Evaporation losses and the interaction of ground water with Lake Lucerne were studied to determine the influence of these two processes on the hydrologic budget of a seepage lake. Lake Lucerne is representative of the numerous seepage lakes of sinkhole origin in the karst terrain of central Florida. Because of permeable surficial deposits, ground-water inflow is the only significant contribution from the surrounding watershed. The lake recharges the underlying Upper Floridan aquifer and, as a result, is susceptible to increased leakage induced by pumping from this aquifer. Ground-water fluxes determined in the study were analyzed to define the proportion of the total lake leakage induced by pumping from the Upper Floridan aquifer. A hydrologic budget is analyzed for the 1-year period from October 1985 to September 1986.

Ground-water inflow and leakage are significant components of the hydrologic budget. Changes in the quantity of either of these fluxes can substantially alter lake stage. Ground-water inflow contributed from 20 to 37 percent of the total annual inflow to the lake. Leakage from the lake accounted for 18 to 23 percent of the total annual outflow. Water withdrawals from the Upper Floridan aquifer increased annual lake leakage by 22 percent over nonpumping conditions. Most of the increase (92 percent) in leakage occurred during April, May, and June 1986, when local citrus irrigation was highest.

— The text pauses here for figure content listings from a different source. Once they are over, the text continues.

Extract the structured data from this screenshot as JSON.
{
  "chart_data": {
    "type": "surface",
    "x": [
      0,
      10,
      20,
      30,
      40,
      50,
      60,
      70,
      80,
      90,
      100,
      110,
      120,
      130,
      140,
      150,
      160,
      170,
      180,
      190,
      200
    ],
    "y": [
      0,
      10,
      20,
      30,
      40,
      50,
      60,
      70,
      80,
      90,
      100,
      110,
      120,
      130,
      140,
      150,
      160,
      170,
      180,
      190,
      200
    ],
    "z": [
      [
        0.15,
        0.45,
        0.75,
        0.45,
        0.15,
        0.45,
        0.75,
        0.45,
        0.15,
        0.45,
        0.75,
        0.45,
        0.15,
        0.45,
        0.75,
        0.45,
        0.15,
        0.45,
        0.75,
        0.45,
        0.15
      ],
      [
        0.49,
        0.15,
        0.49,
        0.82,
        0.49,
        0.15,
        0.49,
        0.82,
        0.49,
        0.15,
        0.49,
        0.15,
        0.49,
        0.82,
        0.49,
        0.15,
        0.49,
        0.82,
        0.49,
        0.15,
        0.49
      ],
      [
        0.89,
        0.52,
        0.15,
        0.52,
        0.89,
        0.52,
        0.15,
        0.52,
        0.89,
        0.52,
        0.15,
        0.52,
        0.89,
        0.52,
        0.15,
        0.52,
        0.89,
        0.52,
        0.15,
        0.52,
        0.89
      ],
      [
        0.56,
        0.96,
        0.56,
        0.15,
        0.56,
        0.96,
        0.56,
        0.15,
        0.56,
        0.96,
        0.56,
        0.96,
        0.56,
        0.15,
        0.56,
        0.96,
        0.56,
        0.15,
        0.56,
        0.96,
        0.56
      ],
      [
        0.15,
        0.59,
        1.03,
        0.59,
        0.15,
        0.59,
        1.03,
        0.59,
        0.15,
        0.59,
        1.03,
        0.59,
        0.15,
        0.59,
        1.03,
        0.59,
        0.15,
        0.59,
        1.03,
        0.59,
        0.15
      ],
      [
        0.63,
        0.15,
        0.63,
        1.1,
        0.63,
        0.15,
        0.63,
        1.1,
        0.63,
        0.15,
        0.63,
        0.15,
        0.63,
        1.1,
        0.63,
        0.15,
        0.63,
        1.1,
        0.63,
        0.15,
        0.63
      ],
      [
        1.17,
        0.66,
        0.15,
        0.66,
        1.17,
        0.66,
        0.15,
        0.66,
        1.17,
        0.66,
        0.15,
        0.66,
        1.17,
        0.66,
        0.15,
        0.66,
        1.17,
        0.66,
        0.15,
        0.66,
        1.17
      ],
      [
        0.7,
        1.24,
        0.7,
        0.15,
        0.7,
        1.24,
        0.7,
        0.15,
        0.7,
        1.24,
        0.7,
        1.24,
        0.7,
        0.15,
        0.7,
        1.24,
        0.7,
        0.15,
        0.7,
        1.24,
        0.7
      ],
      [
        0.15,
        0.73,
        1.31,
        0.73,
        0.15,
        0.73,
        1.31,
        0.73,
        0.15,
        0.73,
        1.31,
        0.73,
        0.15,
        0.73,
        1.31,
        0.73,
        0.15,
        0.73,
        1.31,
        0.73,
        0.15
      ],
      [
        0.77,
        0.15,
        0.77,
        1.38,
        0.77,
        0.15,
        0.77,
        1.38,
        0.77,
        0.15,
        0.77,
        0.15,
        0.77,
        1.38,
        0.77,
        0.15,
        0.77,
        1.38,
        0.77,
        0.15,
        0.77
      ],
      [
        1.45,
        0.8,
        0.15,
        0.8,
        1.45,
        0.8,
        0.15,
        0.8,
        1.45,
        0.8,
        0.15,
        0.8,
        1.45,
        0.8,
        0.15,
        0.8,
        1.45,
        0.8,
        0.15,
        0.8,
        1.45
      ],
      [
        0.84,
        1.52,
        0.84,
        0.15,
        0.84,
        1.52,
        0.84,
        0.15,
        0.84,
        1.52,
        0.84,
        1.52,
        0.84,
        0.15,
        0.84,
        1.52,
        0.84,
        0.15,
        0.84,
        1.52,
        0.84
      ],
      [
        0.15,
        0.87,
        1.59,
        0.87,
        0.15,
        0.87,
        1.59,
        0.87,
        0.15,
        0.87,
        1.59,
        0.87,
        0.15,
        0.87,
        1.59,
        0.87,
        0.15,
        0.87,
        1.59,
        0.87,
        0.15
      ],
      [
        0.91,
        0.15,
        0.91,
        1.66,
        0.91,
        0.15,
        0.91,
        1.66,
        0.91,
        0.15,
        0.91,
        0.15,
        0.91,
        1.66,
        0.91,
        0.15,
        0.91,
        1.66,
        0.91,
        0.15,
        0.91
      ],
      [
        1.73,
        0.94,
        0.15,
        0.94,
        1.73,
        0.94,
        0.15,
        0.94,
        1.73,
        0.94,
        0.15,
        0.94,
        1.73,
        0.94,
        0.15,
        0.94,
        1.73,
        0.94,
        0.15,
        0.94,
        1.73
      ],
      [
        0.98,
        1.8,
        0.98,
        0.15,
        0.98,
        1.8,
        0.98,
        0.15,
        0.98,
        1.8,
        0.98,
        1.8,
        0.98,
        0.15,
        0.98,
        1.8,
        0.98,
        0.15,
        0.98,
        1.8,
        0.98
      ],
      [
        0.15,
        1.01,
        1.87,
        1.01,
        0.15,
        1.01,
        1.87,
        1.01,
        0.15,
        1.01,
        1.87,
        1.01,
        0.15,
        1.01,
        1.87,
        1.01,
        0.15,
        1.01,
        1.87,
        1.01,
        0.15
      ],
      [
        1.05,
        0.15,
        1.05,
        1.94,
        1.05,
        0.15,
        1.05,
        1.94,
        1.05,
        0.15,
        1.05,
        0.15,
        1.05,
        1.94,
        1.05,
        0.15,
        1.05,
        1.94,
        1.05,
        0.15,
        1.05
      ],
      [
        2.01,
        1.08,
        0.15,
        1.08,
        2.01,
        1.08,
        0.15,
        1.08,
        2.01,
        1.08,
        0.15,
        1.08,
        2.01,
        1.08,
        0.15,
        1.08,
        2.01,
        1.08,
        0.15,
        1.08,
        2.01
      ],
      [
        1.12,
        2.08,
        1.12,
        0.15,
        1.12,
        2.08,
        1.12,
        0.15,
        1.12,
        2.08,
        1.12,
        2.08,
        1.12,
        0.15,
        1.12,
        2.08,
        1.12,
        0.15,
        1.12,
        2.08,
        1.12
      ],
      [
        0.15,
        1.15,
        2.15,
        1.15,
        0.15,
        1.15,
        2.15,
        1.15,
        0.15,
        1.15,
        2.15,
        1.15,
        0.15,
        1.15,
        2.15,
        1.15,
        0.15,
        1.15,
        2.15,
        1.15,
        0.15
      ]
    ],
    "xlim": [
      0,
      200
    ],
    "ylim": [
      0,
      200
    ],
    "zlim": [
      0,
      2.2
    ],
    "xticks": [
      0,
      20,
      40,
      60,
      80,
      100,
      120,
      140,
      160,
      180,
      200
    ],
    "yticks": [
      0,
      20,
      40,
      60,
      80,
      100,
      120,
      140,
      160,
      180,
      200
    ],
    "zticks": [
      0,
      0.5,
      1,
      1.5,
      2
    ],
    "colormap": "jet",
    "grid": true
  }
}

For the study year, ground-water inflow and leakage volumes were calculated by flow-net analysis to be equal to 10.5 and 12.6 inches, respectively, of water depth above (or below) the lake surface. These estimates were revised upward on the basis of an analysis of the error in the hydrologic-budget equation. Revised ground-water inflow exceeded annual leakage from the lake. Ground-water inflow rates were increased by 120 percent to 23.6 inches, and leakage was increased by 40 percent to 17.5 inches. Differences between the two estimates probably reflect the uncertainty in the hydraulic conductivity estimates of the porous media around the lake and the unaccounted effect of transient ground-water inflow.

The geometry of the sinkhole complex beneath Lake Lucerne and pumping in the Upper Floridan aquifer are primary controls on ground-water interactions with the lake and, in particular, lake leakage. A numerical ground-water model was used to test the effects of these two factors on ground-water interactions with the lake. Results indicate that the intermediate confining unit below Lake Lucerne has been breached and replaced by materials about two orders of magnitude more conductive. Anisotropy in the surficial aquifer is approximately 100 and controls the depth of the ground-water flow intercepted by the lake. Lake sediments having low permeability may control the distribution of leakage through the lakebed but did not appreciably reduce total leakage ratess in these simulations.

Evaporation loss was the major outflow component of the hydrologic budget. Annual lake evaporation determined by the energy-budget method was 57.9 inches, about 8 inches greater than long-term estimates for the region. The greater rate was attributed to drier than normal conditions: rainfall totaled 40.9 inches during the study year, about 10 inches less than the long-term average. Similar annual evaporation rates were determined by the energy-budget method, the simpler mass-transfer method, and by corrected pan evaporation from an onsite pan; however, the probable errors associated with these other two methods were greater than for the energy budget. Weekly energy-budget evaporation rates ranged from 0.04 inch per day in early January 1986 to 0.26 inch per day in early May 1986. The largest monthly energy-budget evaporation rates occurred in April and May 1986, 7.16 and 7.12 inches per month, respectively. Monthly evaporation estimated from corrected pan evaporation generally was within 10 percent of the energy-budget estimate but differed by as much as 35 percent. Daily energy-budget evaporation also was computed for 321 days during the year.